Hadir sebagai pembicara pertama, Ilmuwan Politik Fakultas Ekonomi dan Administrasi University of Malaya, Prof. Madya Dr. Makmor Tumin mengatakan, belakangan ini, pemahaman mengenai politik Islam banyak beriorientasi isu terorisme dan kejahatan. Hal ini tentu menimbulkan kekhawatiran dari pakar keamanan internasional.
“Jika melihat kaitan antara politik dan islam saat ini banyak kesalahpahaman yang sangat besar. Gerakan islam secara internasional banyak dipandang sebagai ancaman bagi dunia Barat terutama aksi terorisme. Oleh sebab itu, hal ini mengundang para pakar dengan pemikiran yang efektif untuk mengambil langkah dalam investigasi terhadap isu tersebut khususnya di era disruptif ini,” ujarnya.
Dalam paparannya, Makmor Tumin juga menjelaskan berbagai tantangan yang dihadapi dari perkembangan berbagai model gerakan. Ia juga menjelaskan mengenai pencarian identitas dari berbagai gerakan Islam tersebut.
Di sisi lain, President Islamic University, Ukraine Prof. Sheikh Ahmad Tamim banyak mengulas tentang bagaimana Islam berkembang di Uzbekistan dan empat negara lainnya di kawasan Asia Tengah, juga pengaruhnya terhadap gerakan politik Islam di sana.
Ia juga mengatakan gerakan Islam sering dicirikan sebagai anti-modern atau didorong oleh ideologi pramodern yang mengancam gaya hidup barat. Namun, lanjutnya, gerakan tersebut merupakan respons terhadap kondisi sosial ekonomi dan politik yang diperburuk oleh urbanisasi yang cepat dan kekuatan globalisasi ekonomi di banyak negara muslim, seperti Arab, dan non-Arab, terutama Asia. “Fenomena ini bergantung pada beberapa faktor, misalnya seperti geografi, sejarah, dan ukuran komunitas muslim,” imbuhnya.
Sementara itu, Dosen Prodi Hubungan Internasional FISIP Unas, Dr. Robi Nurhadi melihat adanya dilema yang dihadapi oleh negara-negara di kawasan Asia Tengah, seperti Kazakstan, Kirgistan, Turkmenistan, Tajikistan dan Uzbekistan. Robi melihat kawasan ini memiliki tiga ciri, yaitu jalur sutra yang strategis, sumberdaya alam seperti emas, perak yang melimpah, dan penduduk mayoritas Muslim.

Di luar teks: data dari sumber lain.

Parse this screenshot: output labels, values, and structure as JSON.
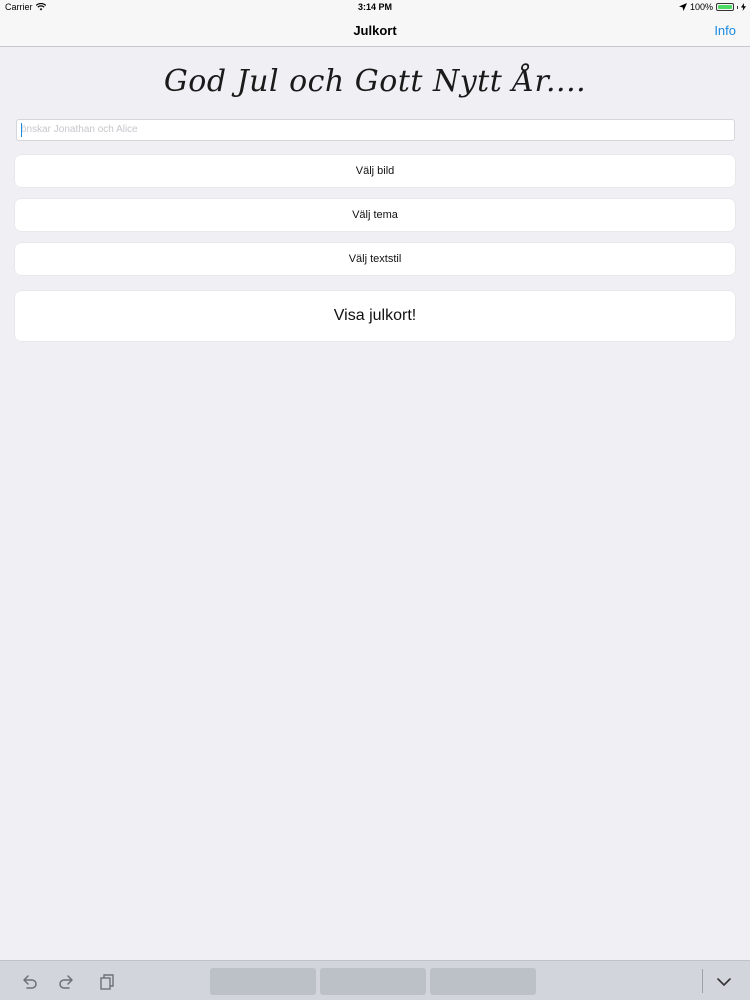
{
  "status_bar": {
    "carrier": "Carrier",
    "time": "3:14 PM",
    "battery_pct": "100%",
    "battery_color": "#4cd964"
  },
  "nav": {
    "title": "Julkort",
    "info_label": "Info",
    "accent_color": "#1a8ae0"
  },
  "headline": "God Jul och Gott Nytt År....",
  "text_field": {
    "placeholder": "önskar Jonathan och Alice"
  },
  "buttons": {
    "choose_image": "Välj bild",
    "choose_theme": "Välj tema",
    "choose_text_style": "Välj textstil",
    "show_card": "Visa julkort!"
  },
  "keyboard_toolbar": {
    "icons": [
      "undo-icon",
      "redo-icon",
      "paste-icon",
      "keyboard-dismiss-icon"
    ]
  }
}
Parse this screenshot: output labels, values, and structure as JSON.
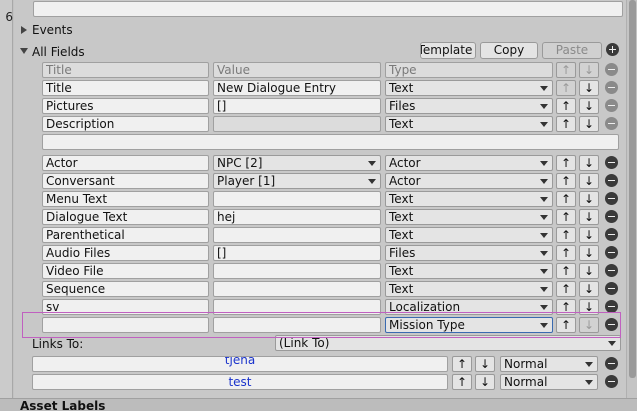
{
  "left_number": "6",
  "events_label": "Events",
  "all_fields_label": "All Fields",
  "buttons": {
    "template": "Template",
    "copy": "Copy",
    "paste": "Paste"
  },
  "columns": {
    "title": "Title",
    "value": "Value",
    "type": "Type"
  },
  "group1": [
    {
      "title": "Title",
      "value": "New Dialogue Entry",
      "type": "Text"
    },
    {
      "title": "Pictures",
      "value": "[]",
      "type": "Files"
    },
    {
      "title": "Description",
      "value": "",
      "type": "Text"
    }
  ],
  "group2": [
    {
      "title": "Actor",
      "value": "NPC [2]",
      "type": "Actor"
    },
    {
      "title": "Conversant",
      "value": "Player [1]",
      "type": "Actor"
    },
    {
      "title": "Menu Text",
      "value": "",
      "type": "Text"
    },
    {
      "title": "Dialogue Text",
      "value": "hej",
      "type": "Text"
    },
    {
      "title": "Parenthetical",
      "value": "",
      "type": "Text"
    },
    {
      "title": "Audio Files",
      "value": "[]",
      "type": "Files"
    },
    {
      "title": "Video File",
      "value": "",
      "type": "Text"
    },
    {
      "title": "Sequence",
      "value": "",
      "type": "Text"
    },
    {
      "title": "sv",
      "value": "",
      "type": "Localization"
    }
  ],
  "new_field": {
    "title": "",
    "value": "",
    "type": "Mission Type"
  },
  "links_to_label": "Links To:",
  "links_to_value": "(Link To)",
  "links": [
    {
      "name": "tjena",
      "priority": "Normal"
    },
    {
      "name": "test",
      "priority": "Normal"
    }
  ],
  "asset_labels": "Asset Labels",
  "glyphs": {
    "up": "↑",
    "down": "↓"
  }
}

Namun, tambah Robi, kawasan ini juga dihadapkan pada tiga tantangan yaitu pengaruh tiga negara besar dengan tiga ideologi yang berbeda, yaitu Rusia dan Cina dengan komunismenya, Iran dengan Syiahnya, dan Amerika Serikat serta negara-negara Barat dengan liberalismenya. Robi melihat bahwa umumnya negara-negara ini memilih mengakomodasi liberalisme dalam praktek berpolitik dan beragama. Proses akomodasi politik liberal ini telah memancing lahirnya kelompok radikal, ekstrimis bahkan terorisme.
Karena itu, menurut Robi, konstitusi negara-negara kawasan Asia Tengah menjamin kebebasan beragama untuk semua pemeluk agama. Dinamika politik Islam lebih banyak ditentukan oleh siapa yang menjadi sosok Presidennya karena konstitusi memberi kekuasaan eksekutif yang lebih besar (executive heavy) dibanding legislatif yang umumnya menerapkan sistem bikameral.

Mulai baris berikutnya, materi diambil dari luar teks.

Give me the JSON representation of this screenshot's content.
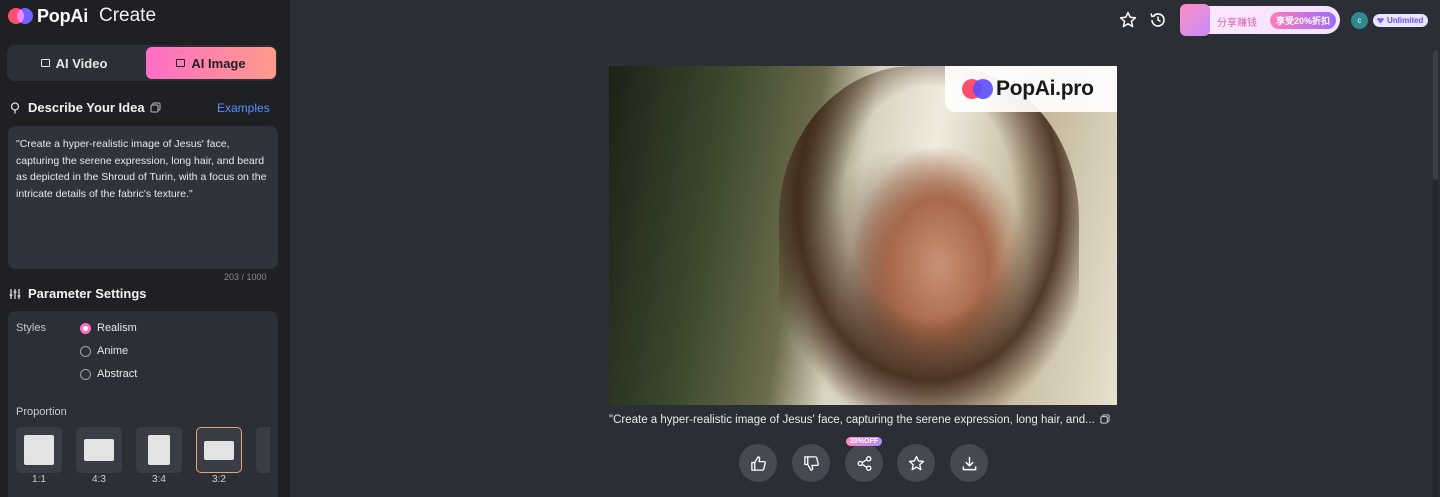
{
  "app": {
    "logo": "PopAi",
    "section": "Create"
  },
  "tabs": {
    "video": "AI Video",
    "image": "AI Image",
    "active": "image"
  },
  "describe": {
    "title": "Describe Your Idea",
    "examples_link": "Examples",
    "prompt": "\"Create a hyper-realistic image of Jesus' face, capturing the serene expression, long hair, and beard as depicted in the Shroud of Turin, with a focus on the intricate details of the fabric's texture.\"",
    "counter": "203 / 1000"
  },
  "params": {
    "title": "Parameter Settings",
    "styles_label": "Styles",
    "styles": [
      {
        "label": "Realism",
        "selected": true
      },
      {
        "label": "Anime",
        "selected": false
      },
      {
        "label": "Abstract",
        "selected": false
      }
    ],
    "proportion_label": "Proportion",
    "ratios": [
      {
        "label": "1:1",
        "selected": false
      },
      {
        "label": "4:3",
        "selected": false
      },
      {
        "label": "3:4",
        "selected": false
      },
      {
        "label": "3:2",
        "selected": true
      }
    ]
  },
  "topbar": {
    "icons": [
      "star-icon",
      "history-icon"
    ],
    "promo_text": "分享赚钱",
    "promo_badge": "享受20%折扣",
    "avatar_initial": "c",
    "plan_badge": "Unlimited"
  },
  "result": {
    "watermark": "PopAi.pro",
    "caption": "\"Create a hyper-realistic image of Jesus' face, capturing the serene expression, long hair, and...",
    "actions": [
      "thumbs-up-icon",
      "thumbs-down-icon",
      "share-icon",
      "star-icon",
      "download-icon"
    ],
    "share_badge": "20%OFF"
  },
  "colors": {
    "accent_gradient_start": "#ff6ec7",
    "accent_gradient_end": "#ff9a8a",
    "link": "#5a8bff",
    "sidebar_bg": "#1e2024",
    "main_bg": "#2b2e35"
  }
}
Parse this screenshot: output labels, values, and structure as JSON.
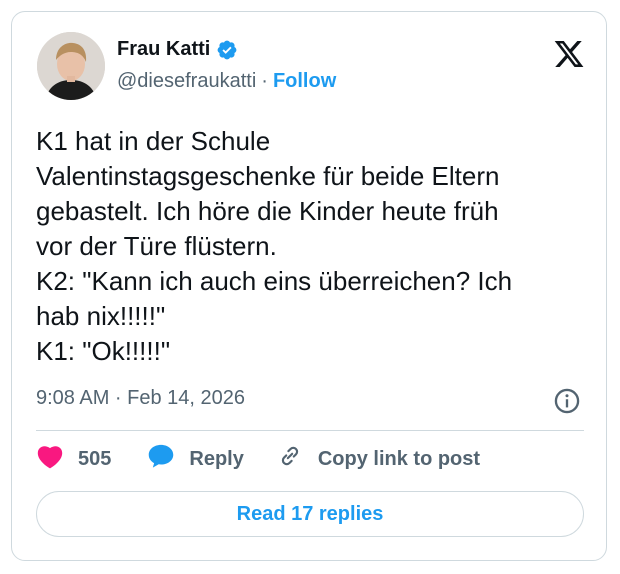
{
  "author": {
    "name": "Frau Katti",
    "handle": "@diesefraukatti",
    "separator": "·",
    "follow_label": "Follow"
  },
  "post": {
    "text": "K1 hat in der Schule\nValentinstagsgeschenke für beide Eltern\ngebastelt. Ich höre die Kinder heute früh\nvor der Türe flüstern.\nK2: \"Kann ich auch eins überreichen? Ich\nhab nix!!!!!\"\nK1: \"Ok!!!!!\"",
    "timestamp": "9:08 AM · Feb 14, 2026"
  },
  "actions": {
    "like_count": "505",
    "reply_label": "Reply",
    "copy_link_label": "Copy link to post"
  },
  "read_replies_label": "Read 17 replies",
  "colors": {
    "accent": "#1d9bf0",
    "like": "#f91880",
    "text": "#0f1419",
    "muted": "#536471",
    "border": "#cfd9de"
  },
  "icons": [
    "verified-badge-icon",
    "x-logo-icon",
    "info-icon",
    "heart-icon",
    "reply-bubble-icon",
    "link-icon"
  ]
}
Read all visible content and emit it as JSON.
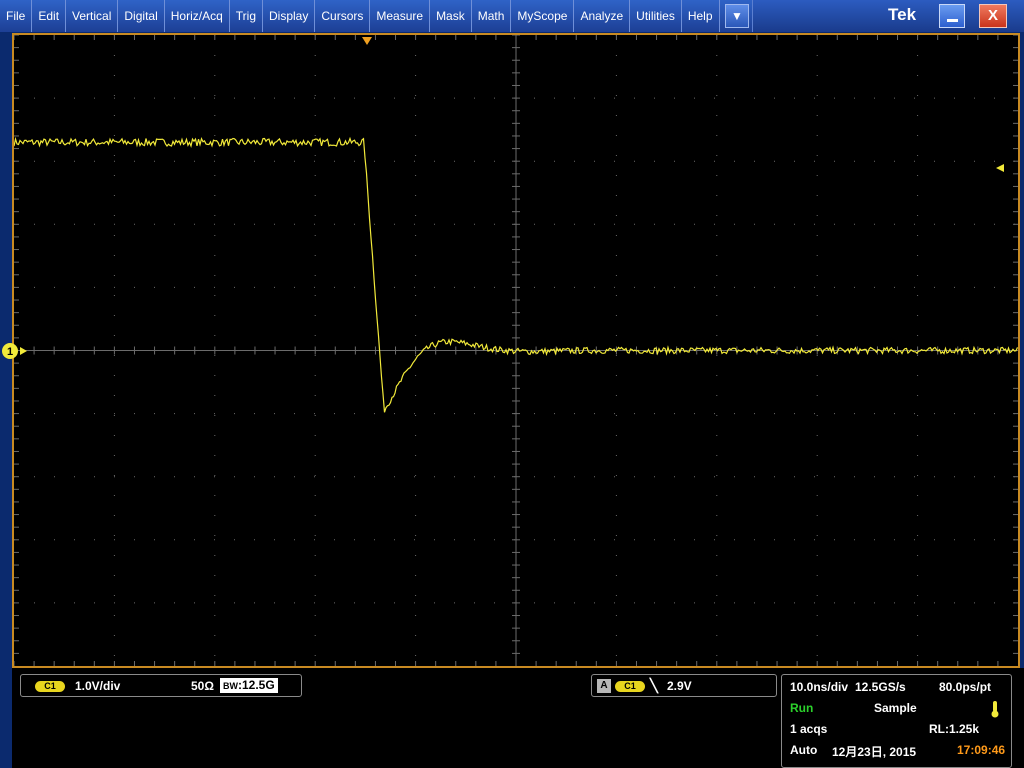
{
  "menu": [
    "File",
    "Edit",
    "Vertical",
    "Digital",
    "Horiz/Acq",
    "Trig",
    "Display",
    "Cursors",
    "Measure",
    "Mask",
    "Math",
    "MyScope",
    "Analyze",
    "Utilities",
    "Help"
  ],
  "title_bar": {
    "dropdown_glyph": "▼",
    "logo": "Tek",
    "close_glyph": "X"
  },
  "colors": {
    "trace": "#f2ea3a",
    "frame": "#c88a22",
    "grid": "#6b6b6b",
    "menu": "#2448a8"
  },
  "waveform": {
    "trigger_position_marker": "▼",
    "trigger_level_marker": "◄",
    "channel_marker": "1",
    "levels_div": {
      "high": 3.3,
      "baseline": 0.0,
      "undershoot_min": -0.95
    }
  },
  "channel_readout": {
    "badge": "C1",
    "scale": "1.0V/div",
    "termination": "50Ω",
    "bandwidth_prefix": "BW",
    "bandwidth": ":12.5G"
  },
  "trigger_readout": {
    "source_letter": "A",
    "badge": "C1",
    "slope": "╲",
    "level": "2.9V"
  },
  "acq_readout": {
    "timebase": "10.0ns/div",
    "sample_rate": "12.5GS/s",
    "resolution": "80.0ps/pt",
    "status": "Run",
    "mode": "Sample",
    "acqs": "1 acqs",
    "record_length": "RL:1.25k",
    "trigger_mode": "Auto",
    "date": "12月23日, 2015",
    "time": "17:09:46",
    "status_color": "#2bd12b",
    "time_color": "#ff9a1a"
  }
}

Kepala Pusat Penelitian dan Pengabdian (P3M) Sekolah Pascasarjana Unas tersebut menambahkan bahwa politik akomodatif di negara-negara mayoritas Muslim tidak hanya terjadi di Asia Tengah melainkan di berbagai kawasan Asia lainnya, seperti di Turki, Malaysia dan Indonesia.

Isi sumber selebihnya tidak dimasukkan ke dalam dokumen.